Plaintiff first contends that the Commission erred in concluding that plaintiff had not contracted an occupational disease. We do not agree, but hasten to point out that plaintiffs argument *343does not address the dispositive question in this appeal, which is whether plaintiffs capacity to earn wages has been diminished. The plaintiffs entitlement to compensation under the Workers’ Compensation Act is rooted in and must be measured by his capacity or incapacity to earn wages. See Ashley v. Rent-A-Car Co., 271 N.C. 76, 155 S.E. 2d 755 (1967). See also Morrison v. Burlington Industries, 47 N.C. App. 50, 55, 266 S.E. 2d 741, 744 remanded for additional proceedings, 301 N.C. 226, 271 S.E. 2d 364 (1980). “Under the . . . Compensation Act disability refers not to physical infirmity but to a diminished capacity to earn money.” Mabe v. Granite Corp., 15 N.C. App. 253, 255, 189 S.E. 2d 804, 806 (1972), quoting Hall v. Chevrolet Co., 263 N.C. 569, 139 S.E. 2d 857 (1965). “Under our . . . Compensation Act injury resulting from occupational disease is compensable only when it leads to disablement.” Woods v. Stevens & Co., 297 N.C. 636, 644, 256 S.E. 2d 692, 697 (1979). The wording of G.S. 97-52 makes it abundantly clear that “disablement” resulting from an occupational disease is the basis for compensation.
The Industrial Commission found that plaintiff is not disabled from work. This finding is supported by the evidence. The only medical witness to address this issue was Dr. Herbert O. Sieker, a professor of medicine at Duke University Medical Center and a member of the Industrial Commission’s Textile Occupational Disease Panel. Dr. Sieker’s testimony was to the effect that plaintiff suffered from chronic bronchitis and had evidence (symptoms) of mild obstructive lung disease, aggravated by exposure to cotton dust, but that such infirmities would not “interfere with any work except the most strenuous of things”. Dr. Sieker testified that if plaintiff continued to work in an environment which caused exposure to cotton dust, it was quite possible plaintiff’s mild lung obstruction would worsen. He further testified that he would advise plaintiff “not to be in the cotton dust environment.” His testimony is best summed up by the following quotation.
The patient has a history of chronic bronchitis and has evidence of mild obstruction consistent with that diagnosis. Symptons have been worse in the cotton dust exposure in the recent past so I think one would have to say there is a contribution to the bronchitis from the cotton dust exposure but that the impairment is minimal.
*344In his filed medical report, we find the following statement:
The patient has a history of chronic or recurring bronchitis. It would appear that cotton dust is an aggravating factor in producing his symptoms. Pulmonary function studies, however, showed only mild restriction and obstruction and both from the history and the objective data I do not believe the patient is disabled for work. He should not return to work in the cotton dust environment, however.
The Commission’s finding of no disablement, supported as it is by Dr. Sieker’s evaluation, is binding on us on appeal. Graham v. City of Hendersonville, 42 N.C. App. 456, 460, 255 S.E. 2d 795, 797, cert. denied, 298 N.C. 568, 261 S.E. 2d 121 (1979).

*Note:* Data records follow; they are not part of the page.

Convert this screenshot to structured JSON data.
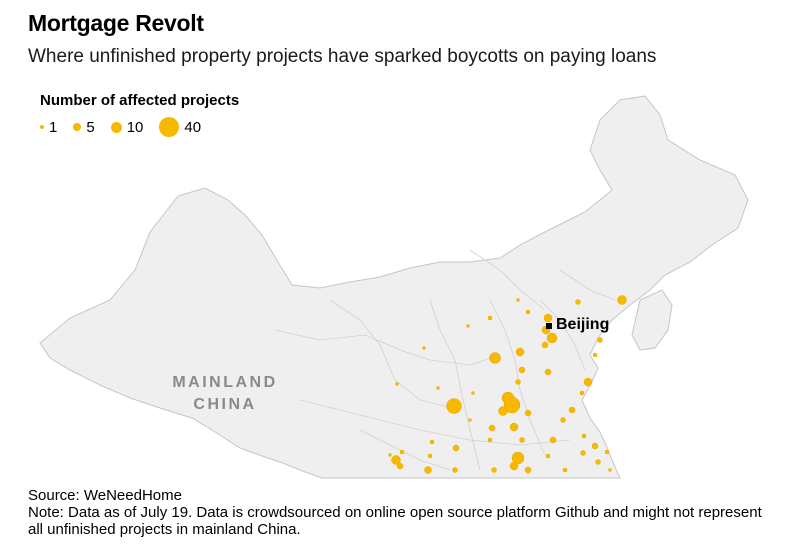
{
  "header": {
    "title": "Mortgage Revolt",
    "subtitle": "Where unfinished property projects have sparked boycotts on paying loans"
  },
  "legend": {
    "title": "Number of affected projects",
    "items": [
      {
        "label": "1",
        "value": 1
      },
      {
        "label": "5",
        "value": 5
      },
      {
        "label": "10",
        "value": 10
      },
      {
        "label": "40",
        "value": 40
      }
    ]
  },
  "map": {
    "region_label_line1": "MAINLAND",
    "region_label_line2": "CHINA",
    "city_label": "Beijing",
    "land_color": "#efefef",
    "border_color": "#c8c8c8",
    "dot_color": "#f9b800"
  },
  "footer": {
    "source": "Source: WeNeedHome",
    "note": "Note: Data as of July 19. Data is crowdsourced on online open source platform Github and might not represent all unfinished projects in mainland China."
  }
}
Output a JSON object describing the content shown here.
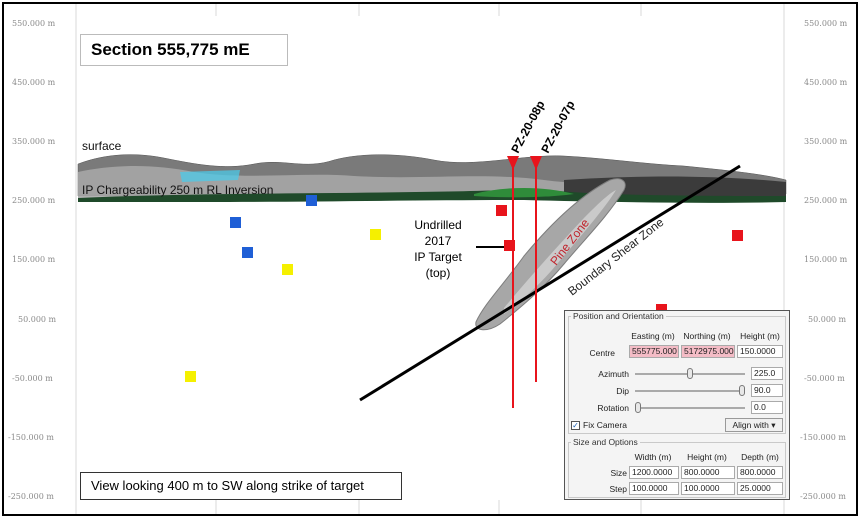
{
  "title": "Section 555,775 mE",
  "footer_note": "View looking 400 m to SW along strike of target",
  "axis": {
    "left_ticks": [
      "550.000 m",
      "450.000 m",
      "350.000 m",
      "250.000 m",
      "150.000 m",
      "50.000 m",
      "-50.000 m",
      "-150.000 m",
      "-250.000 m"
    ],
    "right_ticks": [
      "550.000 m",
      "450.000 m",
      "350.000 m",
      "250.000 m",
      "150.000 m",
      "50.000 m",
      "-50.000 m",
      "-150.000 m",
      "-250.000 m"
    ]
  },
  "labels": {
    "surface": "surface",
    "ip_inversion": "IP Chargeability 250 m RL Inversion",
    "hole_a": "PZ-20-08p",
    "hole_b": "PZ-20-07p",
    "pine_zone": "Pine Zone",
    "shear_zone": "Boundary Shear Zone",
    "target_lines": [
      "Undrilled",
      "2017",
      "IP Target",
      "(top)"
    ]
  },
  "colors": {
    "drillhole": "#e8141c",
    "shear": "#000000",
    "blue_marker": "#1f5fd6",
    "yellow_marker": "#f5f000",
    "red_marker": "#e8141c",
    "ip_band": "#1f4a2a"
  },
  "panel": {
    "section_position": "Position and Orientation",
    "col_easting": "Easting (m)",
    "col_northing": "Northing (m)",
    "col_height": "Height (m)",
    "centre_label": "Centre",
    "centre_easting": "555775.000",
    "centre_northing": "5172975.000",
    "centre_height": "150.0000",
    "azimuth_label": "Azimuth",
    "azimuth_value": "225.0",
    "dip_label": "Dip",
    "dip_value": "90.0",
    "rotation_label": "Rotation",
    "rotation_value": "0.0",
    "fix_camera_label": "Fix Camera",
    "align_with_label": "Align with",
    "section_size": "Size and Options",
    "col_width": "Width (m)",
    "col_height2": "Height (m)",
    "col_depth": "Depth (m)",
    "size_label": "Size",
    "size_width": "1200.0000",
    "size_height": "800.0000",
    "size_depth": "800.0000",
    "step_label": "Step",
    "step_width": "100.0000",
    "step_height": "100.0000",
    "step_depth": "25.0000",
    "azimuth_slider": 0.5,
    "dip_slider": 1.0,
    "rotation_slider": 0.0
  }
}
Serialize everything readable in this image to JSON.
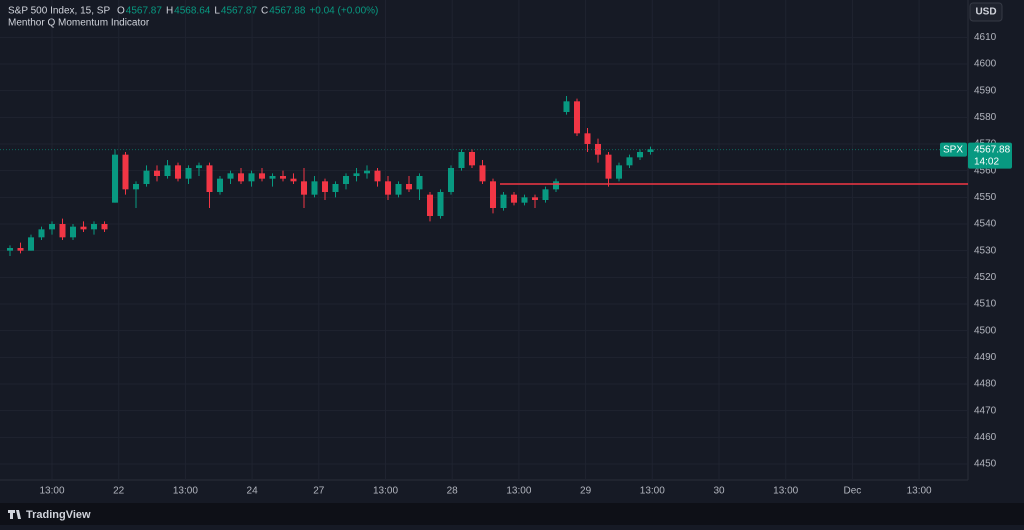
{
  "header": {
    "symbol": "S&P 500 Index, 15, SP",
    "ohlc_fields": [
      {
        "label": "O",
        "value": "4567.87"
      },
      {
        "label": "H",
        "value": "4568.64"
      },
      {
        "label": "L",
        "value": "4567.87"
      },
      {
        "label": "C",
        "value": "4567.88"
      }
    ],
    "change": "+0.04 (+0.00%)",
    "indicator": "Menthor Q Momentum Indicator"
  },
  "currency": "USD",
  "brand": "TradingView",
  "chart_data": {
    "type": "candlestick",
    "up_color": "#089981",
    "down_color": "#f23645",
    "ylim": [
      4444,
      4624
    ],
    "yticks": [
      4450,
      4460,
      4470,
      4480,
      4490,
      4500,
      4510,
      4520,
      4530,
      4540,
      4550,
      4560,
      4570,
      4580,
      4590,
      4600,
      4610
    ],
    "x_labels": [
      "13:00",
      "22",
      "13:00",
      "24",
      "27",
      "13:00",
      "28",
      "13:00",
      "29",
      "13:00",
      "30",
      "13:00",
      "Dec",
      "13:00"
    ],
    "ohlc": [
      [
        4530,
        4532,
        4528,
        4531
      ],
      [
        4531,
        4533,
        4529,
        4530
      ],
      [
        4530,
        4536,
        4530,
        4535
      ],
      [
        4535,
        4539,
        4534,
        4538
      ],
      [
        4538,
        4541,
        4536,
        4540
      ],
      [
        4540,
        4542,
        4534,
        4535
      ],
      [
        4535,
        4540,
        4534,
        4539
      ],
      [
        4539,
        4541,
        4537,
        4538
      ],
      [
        4538,
        4541,
        4536,
        4540
      ],
      [
        4540,
        4541,
        4537,
        4538
      ],
      [
        4548,
        4568,
        4548,
        4566
      ],
      [
        4566,
        4567,
        4551,
        4553
      ],
      [
        4553,
        4556,
        4546,
        4555
      ],
      [
        4555,
        4562,
        4554,
        4560
      ],
      [
        4560,
        4562,
        4556,
        4558
      ],
      [
        4558,
        4564,
        4557,
        4562
      ],
      [
        4562,
        4563,
        4556,
        4557
      ],
      [
        4557,
        4562,
        4555,
        4561
      ],
      [
        4561,
        4563,
        4558,
        4562
      ],
      [
        4562,
        4563,
        4546,
        4552
      ],
      [
        4552,
        4558,
        4551,
        4557
      ],
      [
        4557,
        4560,
        4555,
        4559
      ],
      [
        4559,
        4561,
        4555,
        4556
      ],
      [
        4556,
        4560,
        4554,
        4559
      ],
      [
        4559,
        4561,
        4556,
        4557
      ],
      [
        4557,
        4559,
        4554,
        4558
      ],
      [
        4558,
        4560,
        4556,
        4557
      ],
      [
        4557,
        4559,
        4555,
        4556
      ],
      [
        4556,
        4561,
        4546,
        4551
      ],
      [
        4551,
        4558,
        4550,
        4556
      ],
      [
        4556,
        4557,
        4549,
        4552
      ],
      [
        4552,
        4556,
        4550,
        4555
      ],
      [
        4555,
        4559,
        4553,
        4558
      ],
      [
        4558,
        4561,
        4556,
        4559
      ],
      [
        4559,
        4562,
        4557,
        4560
      ],
      [
        4560,
        4561,
        4554,
        4556
      ],
      [
        4556,
        4558,
        4549,
        4551
      ],
      [
        4551,
        4556,
        4550,
        4555
      ],
      [
        4555,
        4558,
        4552,
        4553
      ],
      [
        4553,
        4559,
        4549,
        4558
      ],
      [
        4551,
        4552,
        4541,
        4543
      ],
      [
        4543,
        4553,
        4542,
        4552
      ],
      [
        4552,
        4562,
        4551,
        4561
      ],
      [
        4561,
        4568,
        4560,
        4567
      ],
      [
        4567,
        4568,
        4561,
        4562
      ],
      [
        4562,
        4564,
        4555,
        4556
      ],
      [
        4556,
        4557,
        4544,
        4546
      ],
      [
        4546,
        4552,
        4545,
        4551
      ],
      [
        4551,
        4552,
        4547,
        4548
      ],
      [
        4548,
        4551,
        4547,
        4550
      ],
      [
        4550,
        4551,
        4546,
        4549
      ],
      [
        4549,
        4554,
        4548,
        4553
      ],
      [
        4553,
        4557,
        4552,
        4556
      ],
      [
        4582,
        4588,
        4581,
        4586
      ],
      [
        4586,
        4587,
        4573,
        4574
      ],
      [
        4574,
        4576,
        4567,
        4570
      ],
      [
        4570,
        4572,
        4563,
        4566
      ],
      [
        4566,
        4567,
        4554,
        4557
      ],
      [
        4557,
        4563,
        4556,
        4562
      ],
      [
        4562,
        4566,
        4561,
        4565
      ],
      [
        4565,
        4568,
        4564,
        4567
      ],
      [
        4567,
        4569,
        4566,
        4568
      ]
    ],
    "level": 4555,
    "level_color": "#f23645",
    "symbol_tag": "SPX",
    "last_price": 4567.88,
    "countdown": "14:02"
  }
}
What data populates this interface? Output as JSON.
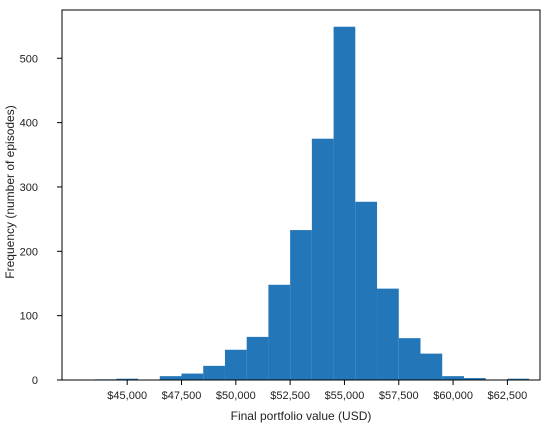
{
  "chart_data": {
    "type": "bar",
    "title": "",
    "xlabel": "Final portfolio value (USD)",
    "ylabel": "Frequency (number of episodes)",
    "bar_color": "#2377b8",
    "bin_edges": [
      43500,
      44500,
      45500,
      46500,
      47500,
      48500,
      49500,
      50500,
      51500,
      52500,
      53500,
      54500,
      55500,
      56500,
      57500,
      58500,
      59500,
      60500,
      61500,
      62500,
      63500
    ],
    "values": [
      1,
      2,
      0,
      6,
      10,
      22,
      47,
      67,
      148,
      233,
      375,
      549,
      277,
      142,
      65,
      41,
      6,
      3,
      0,
      2
    ],
    "xlim": [
      42000,
      64000
    ],
    "ylim": [
      0,
      575
    ],
    "x_ticks": [
      45000,
      47500,
      50000,
      52500,
      55000,
      57500,
      60000,
      62500
    ],
    "x_tick_labels": [
      "$45,000",
      "$47,500",
      "$50,000",
      "$52,500",
      "$55,000",
      "$57,500",
      "$60,000",
      "$62,500"
    ],
    "y_ticks": [
      0,
      100,
      200,
      300,
      400,
      500
    ],
    "y_tick_labels": [
      "0",
      "100",
      "200",
      "300",
      "400",
      "500"
    ],
    "grid": false,
    "legend": "none"
  }
}
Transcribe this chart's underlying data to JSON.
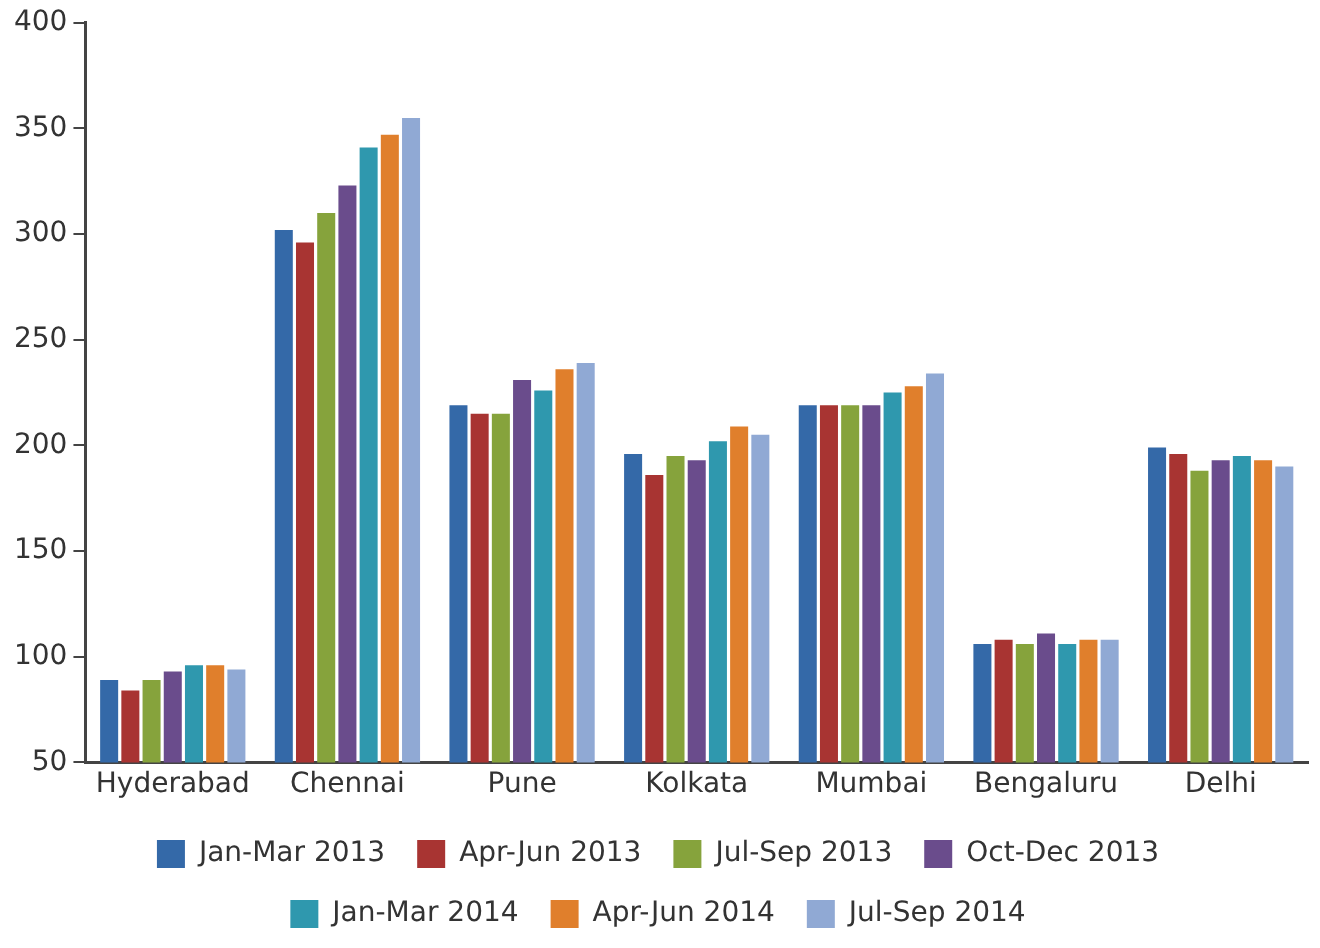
{
  "chart_data": {
    "type": "bar",
    "categories": [
      "Hyderabad",
      "Chennai",
      "Pune",
      "Kolkata",
      "Mumbai",
      "Bengaluru",
      "Delhi"
    ],
    "series": [
      {
        "name": "Jan-Mar 2013",
        "color": "#3469a8",
        "values": [
          89,
          302,
          219,
          196,
          219,
          106,
          199
        ]
      },
      {
        "name": "Apr-Jun 2013",
        "color": "#a83432",
        "values": [
          84,
          296,
          215,
          186,
          219,
          108,
          196
        ]
      },
      {
        "name": "Jul-Sep 2013",
        "color": "#86a33c",
        "values": [
          89,
          310,
          215,
          195,
          219,
          106,
          188
        ]
      },
      {
        "name": "Oct-Dec 2013",
        "color": "#6a4c8c",
        "values": [
          93,
          323,
          231,
          193,
          219,
          111,
          193
        ]
      },
      {
        "name": "Jan-Mar 2014",
        "color": "#2f98ae",
        "values": [
          96,
          341,
          226,
          202,
          225,
          106,
          195
        ]
      },
      {
        "name": "Apr-Jun 2014",
        "color": "#e07f2c",
        "values": [
          96,
          347,
          236,
          209,
          228,
          108,
          193
        ]
      },
      {
        "name": "Jul-Sep 2014",
        "color": "#90a9d4",
        "values": [
          94,
          355,
          239,
          205,
          234,
          108,
          190
        ]
      }
    ],
    "ylim": [
      50,
      400
    ],
    "yticks": [
      50,
      100,
      150,
      200,
      250,
      300,
      350,
      400
    ],
    "grid": false,
    "legend": "bottom"
  }
}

 Plaintiff also argues that the Commission’s findings of fact were not sufficient to support the Commission’s conclusions on the issue of loss of earning capacity because they did not compare plaintiff’s actual wages he was earning before he left defendant’s employ and the wages he is now earning. The Commission made a finding that plaintiff was, at the time of hearing, employed on a full-time basis with a regular work schedule of at least forty hours per week at an hourly rate of $3.47. There was no finding as to plaintiffs hourly rate or number of regular hours worked while he was employed by defendant, but the evidence shows that at the time plaintiff left defendant’s employ, he was working “mostly” forty-eight hours a week, and that he was earning at a rate of slightly more than $4.20 per hour. Plaintiff’s argument misses the mark. To adopt plaintiffs argument would be equivalent to holding that plaintiff was entitled to continue in a particular type of work and that his inability to perform a particular type of work due to his susceptibility to infirmity from that work constitutes disability under the Workers’ Compensation Act. This argument was considered and rejected by this Court in Sebastian v. Hair Styling, 40 N.C. App. 30, 251 S.E. 2d 872, disc. rev. denied, 297 N.C. 301, 254 S.E. 2d 921 (1979). In the case before us, plaintiff’s sensitivity to cotton dust does not translate into disability due to occupational disease.
We hold that the Commission’s findings of fact are supported by evidence, that these findings of fact reach and resolve the issues raised by the evidence, that the Commission’s conclusions *345are justified by its findings of fact, and that the order and award of the Commission should be and are
Judges Hedrick and Martin (H.) concur.